P. Jacques SOMMET, L’honneur de la liberté, Centurion

du même auteur : « Passion des hommes et pardon de Dieu », Centurion.

Dachau. Une expérience spirituelle L’Eucharistie, une présence immédiate

Construire le corps de l’Église

Dans ce contexte l’Eucharistie doit avoir un sens extrêmement fort de rencontre immédiate et physique de Dieu en même temps que de transmutation, de « trans­substantiation » de l’épreuve humaine. Le mot de « présence réelle » prend tout son poids.

Recevoir l’Eucharistie et la distribuer, c’était pour chacun de ceux qui le faisaient la rencontre immédiate de Dieu en Jésus Christ, la rencontre avec le Christ évangélique. Une présence réelle et, ajouterais-je, une présence singulière, presque historique, et pourtant transcendante. Elle est là historiquement, matériellement, à travers les signes. C’est le geste de quelqu’un qui se donne. C’est vraiment le Dieu qui traverse cette condition où nous sommes et qui vient à moi par son Fils. Une présence immédiate, paradoxalement presque physique, en tout cas localisée. Il est là, je l’aurai tout à l’heure au coin de la baraque : nous nous rencontrerons.

Le deuxième aspect c’est évidemment la solidarité ecclésiale, le corps reconstruit. On passe de la rencontre du corps à corps, à la rencontre et à la construction d’un corps au sens collectif, c’est-à-dire d’une fraternité qui n’a pas sa solidité en elle-même, mais qui la tient de la fidélité, donc de la générosité de chacun. Une fraternité dans la grâce, c’est-à-dire fondée dans le fait qu’un Dieu est avec nous, que dans ce lieu une communauté existe, une communauté qui pense signifier quelque chose. On peut parler à ce sujet de l’Église découverte ou revécue à travers cette expérience. Peut-être, suivant les tempéraments, cet aspect est-il même premier pour certains. Mais rencontre de Dieu en Jésus Christ et fraternité sont en fait indissociables. Ce réseau eucharistique signifie donc le lien fraternel d’un corps collectif qui se construit là, le corps de l’Église.

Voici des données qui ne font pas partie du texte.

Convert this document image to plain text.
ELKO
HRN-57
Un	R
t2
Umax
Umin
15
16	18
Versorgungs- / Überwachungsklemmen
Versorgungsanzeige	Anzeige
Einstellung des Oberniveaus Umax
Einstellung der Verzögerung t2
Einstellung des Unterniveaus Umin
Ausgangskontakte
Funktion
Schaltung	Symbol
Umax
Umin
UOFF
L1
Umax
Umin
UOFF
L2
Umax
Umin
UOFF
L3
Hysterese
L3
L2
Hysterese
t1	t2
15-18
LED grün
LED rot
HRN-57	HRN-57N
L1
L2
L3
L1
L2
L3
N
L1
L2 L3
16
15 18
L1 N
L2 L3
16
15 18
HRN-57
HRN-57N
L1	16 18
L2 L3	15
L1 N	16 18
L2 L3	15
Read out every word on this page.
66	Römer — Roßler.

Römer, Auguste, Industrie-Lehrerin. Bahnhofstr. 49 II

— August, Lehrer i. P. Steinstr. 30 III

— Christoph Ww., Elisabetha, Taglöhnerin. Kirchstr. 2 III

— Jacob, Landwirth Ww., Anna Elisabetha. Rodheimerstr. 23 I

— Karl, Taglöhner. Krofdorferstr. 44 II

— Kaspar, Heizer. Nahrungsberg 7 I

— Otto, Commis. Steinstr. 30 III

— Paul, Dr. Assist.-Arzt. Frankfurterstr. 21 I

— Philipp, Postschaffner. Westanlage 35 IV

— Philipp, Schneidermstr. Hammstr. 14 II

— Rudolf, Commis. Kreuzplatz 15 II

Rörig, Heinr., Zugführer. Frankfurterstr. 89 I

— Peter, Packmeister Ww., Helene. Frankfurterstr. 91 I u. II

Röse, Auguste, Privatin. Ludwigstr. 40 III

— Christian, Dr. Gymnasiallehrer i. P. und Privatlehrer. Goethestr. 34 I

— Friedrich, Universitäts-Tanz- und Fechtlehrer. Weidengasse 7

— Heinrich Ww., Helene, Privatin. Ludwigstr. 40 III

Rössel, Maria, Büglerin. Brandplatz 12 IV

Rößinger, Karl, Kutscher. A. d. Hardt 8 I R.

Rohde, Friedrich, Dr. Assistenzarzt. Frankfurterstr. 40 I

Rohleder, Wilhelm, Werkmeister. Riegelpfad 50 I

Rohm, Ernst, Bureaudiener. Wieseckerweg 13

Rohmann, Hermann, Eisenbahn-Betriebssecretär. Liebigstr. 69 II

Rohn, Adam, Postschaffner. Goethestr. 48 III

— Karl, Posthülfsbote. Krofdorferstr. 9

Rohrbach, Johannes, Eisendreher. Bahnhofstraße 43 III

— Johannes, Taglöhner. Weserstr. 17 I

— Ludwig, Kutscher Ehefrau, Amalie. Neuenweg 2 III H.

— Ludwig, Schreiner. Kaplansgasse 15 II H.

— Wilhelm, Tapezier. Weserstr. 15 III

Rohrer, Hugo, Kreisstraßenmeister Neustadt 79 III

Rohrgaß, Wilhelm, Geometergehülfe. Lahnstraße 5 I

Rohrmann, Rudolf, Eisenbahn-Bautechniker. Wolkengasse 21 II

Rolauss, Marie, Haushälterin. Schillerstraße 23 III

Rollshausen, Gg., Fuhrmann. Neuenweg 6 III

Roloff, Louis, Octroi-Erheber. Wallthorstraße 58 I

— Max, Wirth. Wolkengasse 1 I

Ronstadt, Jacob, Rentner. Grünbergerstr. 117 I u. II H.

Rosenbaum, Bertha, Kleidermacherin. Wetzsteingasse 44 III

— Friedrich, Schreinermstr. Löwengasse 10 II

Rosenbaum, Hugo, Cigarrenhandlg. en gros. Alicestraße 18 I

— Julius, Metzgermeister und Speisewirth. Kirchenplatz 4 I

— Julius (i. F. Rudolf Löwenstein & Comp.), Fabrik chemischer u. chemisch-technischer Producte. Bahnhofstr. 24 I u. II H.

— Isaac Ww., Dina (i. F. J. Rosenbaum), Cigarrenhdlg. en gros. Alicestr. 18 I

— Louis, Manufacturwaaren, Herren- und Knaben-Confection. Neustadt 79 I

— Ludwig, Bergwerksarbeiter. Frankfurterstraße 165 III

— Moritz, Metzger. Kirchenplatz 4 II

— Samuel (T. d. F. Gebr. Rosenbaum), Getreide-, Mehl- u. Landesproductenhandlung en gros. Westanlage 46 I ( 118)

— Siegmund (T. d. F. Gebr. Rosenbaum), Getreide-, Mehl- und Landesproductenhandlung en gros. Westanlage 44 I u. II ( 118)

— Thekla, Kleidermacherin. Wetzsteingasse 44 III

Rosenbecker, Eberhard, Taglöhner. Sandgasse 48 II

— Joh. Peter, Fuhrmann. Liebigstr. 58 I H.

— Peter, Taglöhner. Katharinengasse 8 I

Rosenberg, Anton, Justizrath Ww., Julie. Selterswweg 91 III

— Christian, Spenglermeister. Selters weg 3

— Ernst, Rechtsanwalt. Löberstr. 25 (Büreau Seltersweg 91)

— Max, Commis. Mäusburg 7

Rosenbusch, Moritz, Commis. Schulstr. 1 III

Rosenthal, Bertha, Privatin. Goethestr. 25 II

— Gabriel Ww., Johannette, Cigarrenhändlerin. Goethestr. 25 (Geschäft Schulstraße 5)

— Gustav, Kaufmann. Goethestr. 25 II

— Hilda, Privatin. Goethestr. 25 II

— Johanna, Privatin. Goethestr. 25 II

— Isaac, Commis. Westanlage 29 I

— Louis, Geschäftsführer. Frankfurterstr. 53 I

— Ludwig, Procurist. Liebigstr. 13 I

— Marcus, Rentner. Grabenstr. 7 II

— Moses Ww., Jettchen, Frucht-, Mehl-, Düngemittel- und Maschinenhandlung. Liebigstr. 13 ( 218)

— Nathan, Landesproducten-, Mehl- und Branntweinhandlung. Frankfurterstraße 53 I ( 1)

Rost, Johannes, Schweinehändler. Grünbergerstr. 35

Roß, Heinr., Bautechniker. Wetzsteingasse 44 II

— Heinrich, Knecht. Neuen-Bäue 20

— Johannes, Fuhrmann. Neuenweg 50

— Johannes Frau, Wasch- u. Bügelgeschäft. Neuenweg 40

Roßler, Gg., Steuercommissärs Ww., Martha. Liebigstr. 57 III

Quel paradoxe et que signifie dans ce camp construire le corps de l’Église ? Beaucoup. C’est la puissance d’un groupe qui trouve, dans l’amour gratuit de Dieu partagé, la foi et la force de surmonter les difficultés, la force d’espérer même quand cette espérance traverse précisément les risques de mort. Cette expérience est si difficile pour d’autres, qui sont généreux. Je pense aux marxistes. Dire qu’ils construisent l’avenir alors qu’il disparaît, voilà qui reste pour moi moins éclairé, moins lumineux, moins justifiable. Pour penser un certain mode de résurrection, ils prennent la comparaison des feuilles qui à. l’automne s’accumulent pour préparer l’humus du prochain printemps. Cette image ne me semble pas tout à fait adéquate quand on sait tout le prix qu’il faut payer.